Ce quatrième épisode russo-ukrainien des mousquetaires, qui reprend des éléments du Vicomte de Bragelonne pour le mélanger à des intrigues nouvelles et passablement délirantes, est à nouveau filmé par le réalisateur ouzbékien Yungvald-Khilkevich (avec insertion de 11 chansons). Il débute par la mort des quatre héros, Aramis et Porthos l'épée à la main contre les gardes du cardinal; Athos dans son domaine après avoir bu une tasse de poison (dans le roman, il succombe à une crise cardiaque en apprenant le décès à la guerre de son fils Raoul), et d'Artagnan, qui est emporté par un boulet de canon après avoir obtenu le bâton de maréchal. Paris grogne, Mazarin (amant de la reine) a disparu avec le trésor de la Couronne. La progéniture des mousquetaires est appelée au secours: Jacqueline, fille de d'Artagnan (le scénariste admet avoir été marqué par le film La Fille de d'Artagnan de Bertrand Tavernier en 1994), Raoul de Bragelonne, flls d'Athos, Léon et Angelica, les enfants de Porthos (on s'inspire du roman Le Fils de Porthos de Paul Mahalin, paru en 1883), et Henri, le rejeton d'Aramis. Léon ignore ses origines et combat au départ les autres enfants des mousquetaires, tandis que sa soeur Angelica se colle une moustache et s'habille en homme. L'action pour récupérer le trésor volé par Mazarin (dont l'or disparu des Templiers!) les emmène en Angleterre et les confronte au puissant Ordre des Jésuites comme à Jussac, jadis l'ennemi mortel de d'Artagnan. Les vieux mousquetaires, qui assistent aux démêlés depuis leur nuage, reviennent pour 24 heures sur terre afin de prêter assistance à leur gamin, les Jésuites sont vaincus et l'honneur de la reine est sauf. La fille de d'Artagnan et le fils d'Aramis convolent, Raoul de Bragelonne périt au cours d'un combat dans une taverne, laissant Mademoiselle de Vallière un peu plus longtemps dans le lit de Louis XIV.

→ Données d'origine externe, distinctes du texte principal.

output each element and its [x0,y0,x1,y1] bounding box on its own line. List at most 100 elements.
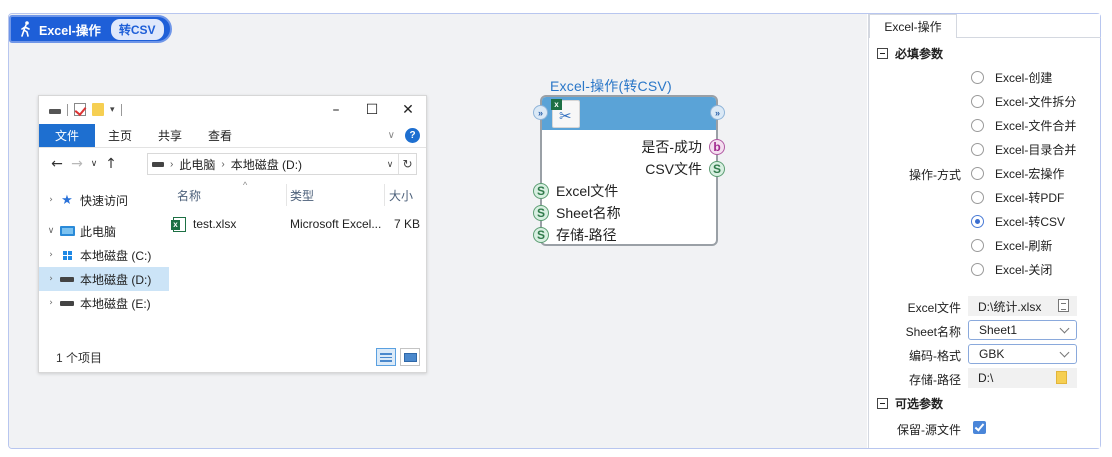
tab-view[interactable]: 查看 [195,124,245,147]
column-header-name[interactable]: 名称 ^ [177,180,247,206]
chevron-right-icon: › [221,158,225,170]
column-divider[interactable] [384,184,385,206]
breadcrumb-drive-d[interactable]: 本地磁盘 (D:) [231,156,302,173]
chevron-right-icon[interactable]: › [43,250,59,260]
save-path-label: 存储-路径 [909,373,961,387]
tree-item-label: 本地磁盘 (E:) [80,296,151,311]
radio-label: Excel-关闭 [995,262,1053,277]
windows-drive-icon [59,248,75,262]
radio-excel-dir-merge[interactable]: Excel-目录合并 [971,139,1076,159]
address-dropdown-icon[interactable]: ∨ [382,159,398,170]
flow-input-port-icon[interactable]: » [533,105,548,120]
radio-excel-to-pdf[interactable]: Excel-转PDF [971,187,1064,207]
recent-locations-icon[interactable]: ∨ [87,159,101,169]
radio-excel-to-csv[interactable]: Excel-转CSV [971,211,1065,231]
excel-file-icon [171,217,186,232]
chevron-down-icon [1059,347,1070,358]
radio-icon[interactable] [971,70,984,84]
address-bar[interactable]: › 此电脑 › 本地磁盘 (D:) ∨ ↻ [147,153,417,175]
port-label: Excel文件 [556,183,619,199]
help-icon[interactable]: ? [405,128,420,143]
node-header[interactable]: x ✂ [542,97,716,130]
file-explorer-window: ▾ – ☐ ✕ 文件 主页 共享 查看 ∨ ? ← → ∨ ↑ › 此电脑 › … [38,95,427,373]
output-port-success[interactable]: 是否-成功 b [641,136,725,158]
radio-icon[interactable] [971,118,984,132]
tree-item-drive-c[interactable]: › 本地磁盘 (C:) [39,243,169,267]
forward-arrow-icon[interactable]: → [67,156,87,172]
tab-share[interactable]: 共享 [145,124,195,147]
new-folder-icon[interactable] [92,103,104,116]
radio-label: Excel-转PDF [995,190,1065,205]
up-arrow-icon[interactable]: ↑ [101,156,121,172]
boolean-port-icon[interactable]: b [709,139,725,155]
radio-icon[interactable] [971,238,984,252]
output-port-csv-file[interactable]: CSV文件 S [645,158,725,180]
tree-item-drive-d[interactable]: › 本地磁盘 (D:) [39,267,169,291]
file-row[interactable]: test.xlsx Microsoft Excel... 7 KB [169,214,426,236]
properties-check-icon[interactable] [74,103,86,116]
status-bar: 1 个项目 [39,342,426,372]
excel-file-field[interactable]: D:\统计.xlsx [968,296,1077,316]
radio-icon[interactable] [971,190,984,204]
expand-ribbon-icon[interactable]: ∨ [388,130,395,141]
tab-excel-operation[interactable]: Excel-操作 [869,14,957,38]
tree-item-quick-access[interactable]: › ★ 快速访问 [39,188,169,212]
workflow-badge: 转CSV [110,18,164,40]
document-icon[interactable] [1058,299,1069,312]
input-port-excel-file[interactable]: S Excel文件 [533,180,618,202]
radio-icon[interactable] [971,262,984,276]
collapse-icon[interactable] [877,47,888,59]
string-port-icon[interactable]: S [533,205,549,221]
radio-excel-close[interactable]: Excel-关闭 [971,259,1052,279]
encoding-select[interactable]: GBK [968,344,1077,364]
string-port-icon[interactable]: S [533,227,549,243]
tree-item-drive-e[interactable]: › 本地磁盘 (E:) [39,291,169,315]
string-port-icon[interactable]: S [533,183,549,199]
radio-selected-icon[interactable] [971,214,984,228]
drive-icon [59,296,75,310]
chevron-down-icon[interactable]: ∨ [43,226,59,236]
radio-icon[interactable] [971,142,984,156]
tab-file[interactable]: 文件 [39,124,95,147]
large-icons-view-button[interactable] [400,348,420,366]
radio-excel-refresh[interactable]: Excel-刷新 [971,235,1052,255]
excel-operation-node[interactable]: x ✂ » » 是否-成功 b CSV文件 S S Excel文件 S Shee… [533,95,725,246]
folder-icon[interactable] [1056,371,1067,384]
radio-excel-split[interactable]: Excel-文件拆分 [971,91,1076,111]
column-header-label: 大小 [389,188,414,203]
keep-source-checkbox[interactable] [973,421,986,434]
radio-icon[interactable] [971,94,984,108]
save-path-field[interactable]: D:\ [968,368,1077,388]
back-arrow-icon[interactable]: ← [47,156,67,172]
column-header-type[interactable]: 类型 [290,184,314,206]
breadcrumb-this-pc[interactable]: 此电脑 [179,156,215,173]
optional-params-section[interactable]: 可选参数 [877,394,943,412]
navigation-bar: ← → ∨ ↑ › 此电脑 › 本地磁盘 (D:) ∨ ↻ [39,148,426,180]
column-divider[interactable] [286,184,287,206]
chevron-right-icon[interactable]: › [43,274,59,284]
radio-icon[interactable] [971,166,984,180]
radio-excel-create[interactable]: Excel-创建 [971,67,1052,87]
column-header-size[interactable]: 大小 [389,184,413,206]
flow-output-port-icon[interactable]: » [710,105,725,120]
refresh-icon[interactable]: ↻ [398,154,416,174]
maximize-button[interactable]: ☐ [354,96,390,124]
sheet-name-select[interactable]: Sheet1 [968,320,1077,340]
tab-home[interactable]: 主页 [95,124,145,147]
workflow-title-pill[interactable]: Excel-操作 转CSV [9,15,172,43]
string-port-icon[interactable]: S [709,161,725,177]
details-view-button[interactable] [376,348,396,366]
input-port-save-path[interactable]: S 存储-路径 [533,224,617,246]
collapse-icon[interactable] [877,397,888,409]
tree-item-label: 本地磁盘 (C:) [80,248,152,263]
radio-excel-macro[interactable]: Excel-宏操作 [971,163,1064,183]
close-button[interactable]: ✕ [390,96,426,124]
minimize-button[interactable]: – [318,96,354,124]
input-port-sheet-name[interactable]: S Sheet名称 [533,202,621,224]
required-params-section[interactable]: 必填参数 [877,44,943,62]
chevron-right-icon[interactable]: › [43,195,59,205]
radio-excel-merge[interactable]: Excel-文件合并 [971,115,1076,135]
chevron-right-icon[interactable]: › [43,298,59,308]
tree-item-this-pc[interactable]: ∨ 此电脑 [39,219,169,243]
customize-toolbar-icon[interactable]: ▾ [110,104,115,115]
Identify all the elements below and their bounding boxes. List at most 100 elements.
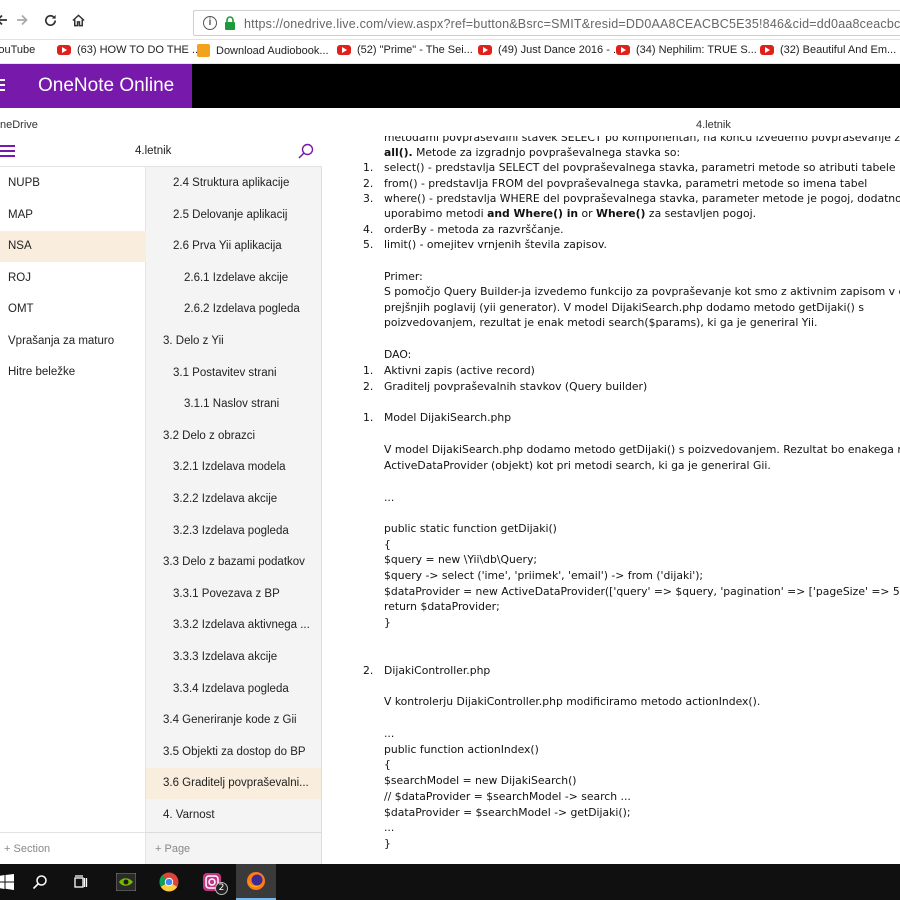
search-icon [32, 875, 47, 890]
section-item[interactable]: MAP [0, 200, 146, 231]
bookmark-item[interactable]: (49) Just Dance 2016 - ... [478, 44, 622, 56]
page-item[interactable]: 3.4 Generiranje kode z Gii [146, 705, 321, 736]
app-title[interactable]: OneNote Online [38, 75, 174, 97]
page-item[interactable]: 3. Delo z Yii [146, 326, 321, 357]
page-item[interactable]: 3.2.3 Izdelava pogleda [146, 516, 321, 547]
bookmark-item[interactable]: (52) "Prime" - The Sei... [337, 44, 473, 56]
breadcrumb-row: neDrive 4.letnik [0, 108, 900, 136]
content-line: from() - predstavlja FROM del povpraševa… [384, 177, 868, 190]
bookmarks-bar: YouTube (63) HOW TO DO THE ... Download Au… [0, 40, 900, 64]
list-number: 2. [363, 664, 374, 677]
page-item[interactable]: 3.2 Delo z obrazci [146, 421, 321, 452]
page-item[interactable]: 3.3 Delo z bazami podatkov [146, 547, 321, 578]
bookmark-item[interactable]: (34) Nephilim: TRUE S... [616, 44, 757, 56]
address-bar[interactable]: i https://onedrive.live.com/view.aspx?re… [193, 10, 900, 36]
page-content[interactable]: metodami povpraševalni stavek SELECT po … [322, 136, 900, 864]
content-line: } [384, 837, 391, 850]
section-item[interactable]: Vprašanja za maturo [0, 326, 146, 357]
page-item[interactable]: 3.6 Graditelj povpraševalni... [146, 768, 321, 800]
reload-button[interactable] [40, 10, 60, 30]
section-item[interactable]: NSA [0, 231, 146, 262]
reload-icon [44, 14, 56, 26]
content-line: $dataProvider = new ActiveDataProvider([… [384, 585, 900, 598]
back-button[interactable] [0, 10, 12, 30]
page-item[interactable]: 3.2.2 Izdelava akcije [146, 484, 321, 515]
list-number: 1. [363, 161, 374, 174]
chrome-icon [159, 872, 179, 892]
content-line: all(). Metode za izgradnjo povpraševalne… [384, 145, 680, 160]
content-line: } [384, 616, 391, 629]
page-item[interactable]: 2.4 Struktura aplikacije [146, 168, 321, 199]
home-button[interactable] [68, 10, 88, 30]
nvidia-app[interactable] [106, 864, 146, 900]
page-item[interactable]: 3.3.2 Izdelava aktivnega ... [146, 610, 321, 641]
content-line: public function actionIndex() [384, 743, 539, 756]
notebook-title: 4.letnik [696, 119, 731, 131]
content-line: $dataProvider = $searchModel -> getDijak… [384, 806, 631, 819]
nvidia-icon [116, 873, 136, 891]
page-item[interactable]: 3.1 Postavitev strani [146, 358, 321, 389]
page-item[interactable]: 2.5 Delovanje aplikacij [146, 200, 321, 231]
page-item[interactable]: 2.6.1 Izdelave akcije [146, 263, 321, 294]
bookmark-label: Download Audiobook... [216, 44, 329, 57]
page-item[interactable]: 4. Varnost [146, 800, 321, 831]
content-line: metodami povpraševalni stavek SELECT po … [384, 136, 900, 144]
youtube-icon [337, 45, 351, 55]
forward-button[interactable] [12, 10, 32, 30]
info-icon[interactable]: i [203, 16, 217, 30]
bookmark-label: (32) Beautiful And Em... [780, 44, 897, 56]
content-line: V kontrolerju DijakiController.php modif… [384, 695, 761, 708]
bookmark-item[interactable]: (32) Beautiful And Em... [760, 44, 896, 56]
url-text[interactable]: https://onedrive.live.com/view.aspx?ref=… [244, 17, 900, 31]
taskbar-search-button[interactable] [20, 864, 60, 900]
content-line: uporabimo metodi and Where() in or Where… [384, 206, 756, 221]
bookmark-item[interactable]: Download Audiobook... [197, 44, 329, 57]
section-item[interactable]: NUPB [0, 168, 146, 199]
forward-arrow-icon [17, 14, 28, 26]
page-item[interactable]: 3.3.1 Povezava z BP [146, 579, 321, 610]
list-number: 1. [363, 411, 374, 424]
page-item[interactable]: 3.1.1 Naslov strani [146, 389, 321, 420]
youtube-icon [57, 45, 71, 55]
lock-icon [225, 16, 235, 30]
task-view-icon [74, 875, 88, 888]
bookmark-label: (63) HOW TO DO THE ... [77, 44, 202, 56]
task-view-button[interactable] [61, 864, 101, 900]
breadcrumb[interactable]: neDrive [0, 119, 38, 131]
content-line: public static function getDijaki() [384, 522, 557, 535]
content-line: ... [384, 727, 395, 740]
page-item[interactable]: 3.5 Objekti za dostop do BP [146, 737, 321, 768]
app-launcher-icon[interactable] [0, 79, 8, 93]
chrome-app[interactable] [149, 864, 189, 900]
content-line: $query -> select ('ime', 'priimek', 'ema… [384, 569, 704, 582]
section-item[interactable]: Hitre beležke [0, 357, 146, 388]
page-item[interactable]: 3.3.3 Izdelava akcije [146, 642, 321, 673]
firefox-app[interactable] [236, 864, 276, 900]
add-section-label: Section [13, 843, 51, 855]
notebook-name[interactable]: 4.letnik [135, 145, 171, 157]
bookmark-label: (52) "Prime" - The Sei... [357, 44, 473, 56]
content-line: Model DijakiSearch.php [384, 411, 512, 424]
search-icon[interactable] [297, 142, 315, 160]
page-item[interactable]: 3.2.1 Izdelava modela [146, 452, 321, 483]
page-item[interactable]: 3.3.4 Izdelava pogleda [146, 674, 321, 705]
hamburger-menu-icon[interactable] [0, 145, 15, 160]
add-section-button[interactable]: + Section [0, 832, 146, 864]
text-run: uporabimo metodi [384, 207, 488, 220]
instagram-app[interactable]: 2 [192, 864, 232, 900]
content-line: { [384, 538, 391, 551]
bookmark-item[interactable]: YouTube [0, 44, 35, 56]
youtube-icon [478, 45, 492, 55]
add-page-button[interactable]: + Page [146, 832, 321, 864]
content-line: Graditelj povpraševalnih stavkov (Query … [384, 380, 648, 393]
page-item[interactable]: 2.6 Prva Yii aplikacija [146, 231, 321, 262]
notification-badge: 2 [215, 882, 228, 895]
page-item[interactable]: 2.6.2 Izdelava pogleda [146, 294, 321, 325]
bookmark-item[interactable]: (63) HOW TO DO THE ... [57, 44, 201, 56]
content-line: ... [384, 491, 395, 504]
list-number: 5. [363, 238, 374, 251]
section-item[interactable]: ROJ [0, 263, 146, 294]
back-arrow-icon [0, 14, 7, 26]
section-item[interactable]: OMT [0, 294, 146, 325]
list-number: 1. [363, 364, 374, 377]
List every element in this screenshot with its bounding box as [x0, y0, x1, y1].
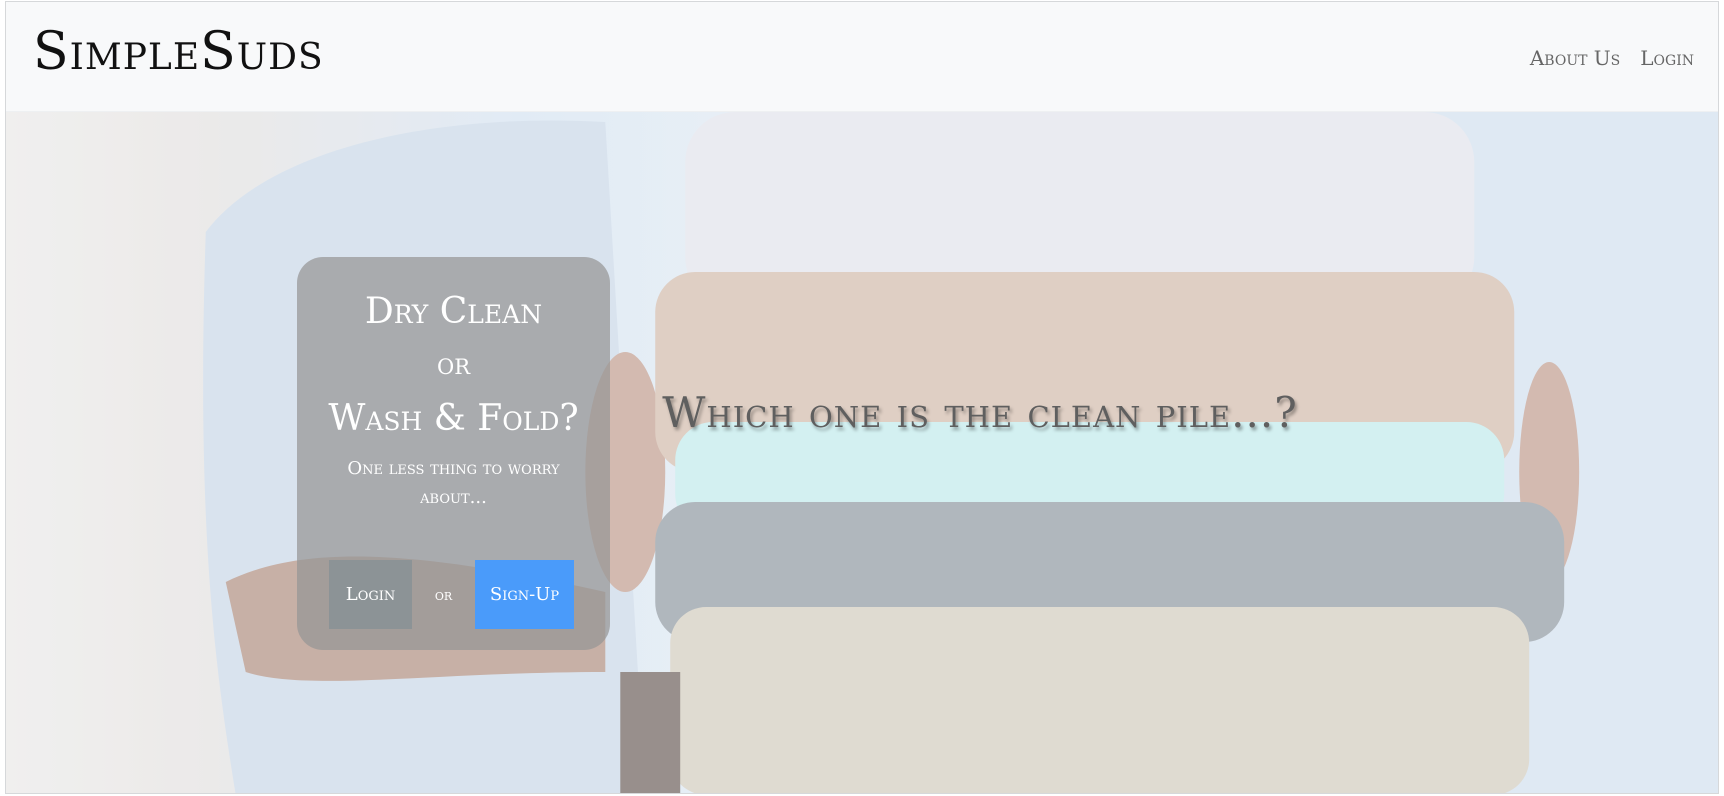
- hero-overlay: [6, 112, 1718, 793]
- card-title-line1: Dry Clean: [364, 291, 543, 332]
- hero-tagline: Which one is the clean pile...?: [662, 388, 1298, 437]
- navbar: SimpleSuds About Us Login: [6, 2, 1718, 112]
- nav-link-login[interactable]: Login: [1640, 46, 1694, 70]
- nav-link-about-us[interactable]: About Us: [1530, 46, 1620, 70]
- card-subtitle: One less thing to worry about...: [347, 458, 560, 508]
- signup-button[interactable]: Sign-Up: [475, 560, 574, 629]
- card-title-line3: Wash & Fold?: [328, 398, 579, 439]
- page: SimpleSuds About Us Login Which one is t…: [5, 1, 1719, 794]
- hero-section: Which one is the clean pile...? Dry Clea…: [6, 112, 1718, 793]
- or-separator: or: [434, 585, 453, 604]
- login-button[interactable]: Login: [329, 560, 412, 629]
- card-title-line2: or: [436, 347, 471, 382]
- brand-logo[interactable]: SimpleSuds: [33, 26, 324, 78]
- nav-links: About Us Login: [1530, 46, 1694, 70]
- card-actions: Login or Sign-Up: [329, 560, 579, 629]
- cta-card: Dry Clean or Wash & Fold? One less thing…: [297, 257, 610, 650]
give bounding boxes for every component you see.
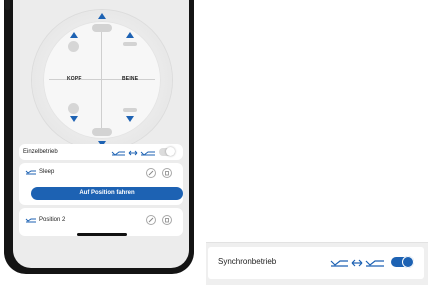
trash-icon (165, 171, 169, 176)
single-mode-label: Einzelbetrieb (23, 149, 58, 155)
toggle-knob (166, 147, 175, 156)
foot-down-button[interactable] (126, 116, 134, 122)
head-up-button[interactable] (70, 32, 78, 38)
bed-top-icon (92, 24, 112, 32)
sync-mode-label: Synchronbetrieb (218, 257, 277, 266)
position-name: Position 2 (39, 217, 66, 223)
dial-center-pad: KOPF BEINE (43, 21, 161, 139)
position-card-2: Position 2 (19, 208, 183, 236)
head-label: KOPF (67, 76, 82, 82)
edit-position-button[interactable] (146, 215, 156, 225)
foot-up-button[interactable] (126, 32, 134, 38)
phone-frame: KOPF BEINE Einzelbetrieb Sleep Auf Posit… (4, 0, 194, 274)
bed-control-dial: KOPF BEINE (32, 10, 172, 150)
foot-label: BEINE (122, 76, 139, 82)
bed-position-icon (25, 218, 36, 223)
head-down-button[interactable] (70, 116, 78, 122)
sync-mode-row: Synchronbetrieb (208, 247, 424, 279)
phone-side-button (5, 0, 10, 10)
delete-position-button[interactable] (162, 168, 172, 178)
single-mode-toggle[interactable] (159, 147, 175, 156)
trash-icon (165, 218, 169, 223)
position-card-sleep: Sleep Auf Position fahren (19, 163, 183, 205)
edit-position-button[interactable] (146, 168, 156, 178)
move-to-position-button[interactable]: Auf Position fahren (31, 187, 183, 200)
foot-up-icon (123, 42, 137, 46)
sync-mode-detail: Synchronbetrieb (206, 242, 428, 285)
bed-bottom-icon (92, 128, 112, 136)
head-up-icon (68, 41, 79, 52)
bed-sync-arrows-icon (330, 259, 384, 267)
head-down-icon (68, 103, 79, 114)
bed-up-button[interactable] (98, 13, 106, 19)
bed-sync-arrows-icon (111, 150, 155, 156)
foot-down-icon (123, 108, 137, 112)
toggle-knob (402, 256, 414, 268)
sync-mode-toggle[interactable] (391, 256, 414, 268)
delete-position-button[interactable] (162, 215, 172, 225)
home-indicator (77, 233, 127, 236)
dial-vertical-divider (101, 27, 102, 133)
pencil-icon (148, 217, 154, 223)
app-screen: KOPF BEINE Einzelbetrieb Sleep Auf Posit… (13, 0, 189, 268)
dial-horizontal-divider (49, 79, 155, 80)
single-mode-row: Einzelbetrieb (19, 144, 183, 160)
position-name: Sleep (39, 169, 55, 175)
bed-position-icon (25, 170, 36, 175)
pencil-icon (148, 170, 154, 176)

Cette semi-parodie en musique est tournée de juin à septembre 2007 dans les studios d'Odessa, au château de Svirj, à Lviv (Ukraine), à Moscou, à Saint-Pétersbourg et à Belgorod-Dniestr. Un grand succès cathodique et en salle, grâce aussi à la science du maître d'armes, Vladimir Balon. Une version remontée en quatre parties est diffusée à la télévision en 2012.